The other way of exploring this would be to discover in competition who is least capable? This would be rather mean spirited, don’t you think? But it is as mean spirited too, to put another person on a pedestal as better than others. It is wonderful to see the well-balanced athlete, or the academic scholar, who is humble in their achievements, who truly appreciates their assessment of superior performance, but who nonetheless is as humbly accepted and accepts himself among others as equals.

This truly is the morontial way of exploring competition, and the morontial realm does use competition to engender the positive development of skills. It is a way of exploring the interest and aptitude of individuals, and in the development of confidence, that will later assist them in being assigned to various training groups, and as instructors, for those of lesser capability. Thank you.

Vicki: Thank you, that was very enlightening! It will cause us all to think a little further about our competitive activities. I think that I’m ready to close this session, Monjoronson, unless there are some big gaps we should discuss at this time. I think I need some time to think.

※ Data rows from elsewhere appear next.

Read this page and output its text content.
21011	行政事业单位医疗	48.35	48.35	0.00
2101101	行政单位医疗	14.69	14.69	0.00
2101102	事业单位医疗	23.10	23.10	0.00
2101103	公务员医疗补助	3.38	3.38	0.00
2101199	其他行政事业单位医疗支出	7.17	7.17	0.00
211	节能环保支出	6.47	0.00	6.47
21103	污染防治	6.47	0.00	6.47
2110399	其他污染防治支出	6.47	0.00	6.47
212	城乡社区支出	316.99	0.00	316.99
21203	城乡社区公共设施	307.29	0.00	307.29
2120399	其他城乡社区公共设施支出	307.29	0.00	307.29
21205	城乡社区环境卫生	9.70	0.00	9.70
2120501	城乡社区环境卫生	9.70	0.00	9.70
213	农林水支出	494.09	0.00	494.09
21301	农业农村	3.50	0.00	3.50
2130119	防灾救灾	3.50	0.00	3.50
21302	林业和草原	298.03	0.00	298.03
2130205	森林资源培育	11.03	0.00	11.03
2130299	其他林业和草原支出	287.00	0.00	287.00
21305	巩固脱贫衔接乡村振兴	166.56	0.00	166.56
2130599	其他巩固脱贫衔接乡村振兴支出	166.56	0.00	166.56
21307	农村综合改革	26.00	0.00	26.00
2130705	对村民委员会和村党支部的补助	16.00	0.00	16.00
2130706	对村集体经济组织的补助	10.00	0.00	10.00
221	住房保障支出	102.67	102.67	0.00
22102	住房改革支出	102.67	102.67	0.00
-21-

Teaching and sharing responsibility

MONJORONSON: Let me close then, for you.

Vicki: Thank you.

MONJORONSON: You are most welcome. One of the most important things to do in devising a new educational format is to appreciate the capacity of individuals to be responsible for themselves, and to teach individuals how to do this. Your educational system can be perfectly designed to give individuals responsibility to meet their needs, as well as to use the capability of teachers and instructors to the best of their capability. It is important that responsibility be shared at the lowest levels of those who teach, and of those individuals who are students.

It is important to assist individuals in broadening their sense of responsibility for who they are, and for their place in their society, and in the development of their own lives, and the unfoldment of their innate potentials. This will truly be one of the most astounding discoveries and developments in your social and educational processes; it is very simple, it is very straightforward, but it requires courage to allow other people to become responsible for the results in their life and yours, as a teacher. Thank you.

Vicki: Thank you and my guess is that we may revisit this topic quite a bit in the near future, as questions evolve and as we may begin some of our co-creative work, along these lines.

MONJORONSON: I would be most glad to engage that, and you are also welcome to engage the resources of the morontial teachers, if you wish.

Vicki: Thank you. Well this has certainly been a very interesting session, Monjoronson; very enlightening. There is much to think about and I thank you again, with all the gratitude of my heart for what you have given us today.

MONJORONSON: You are most welcome and good day.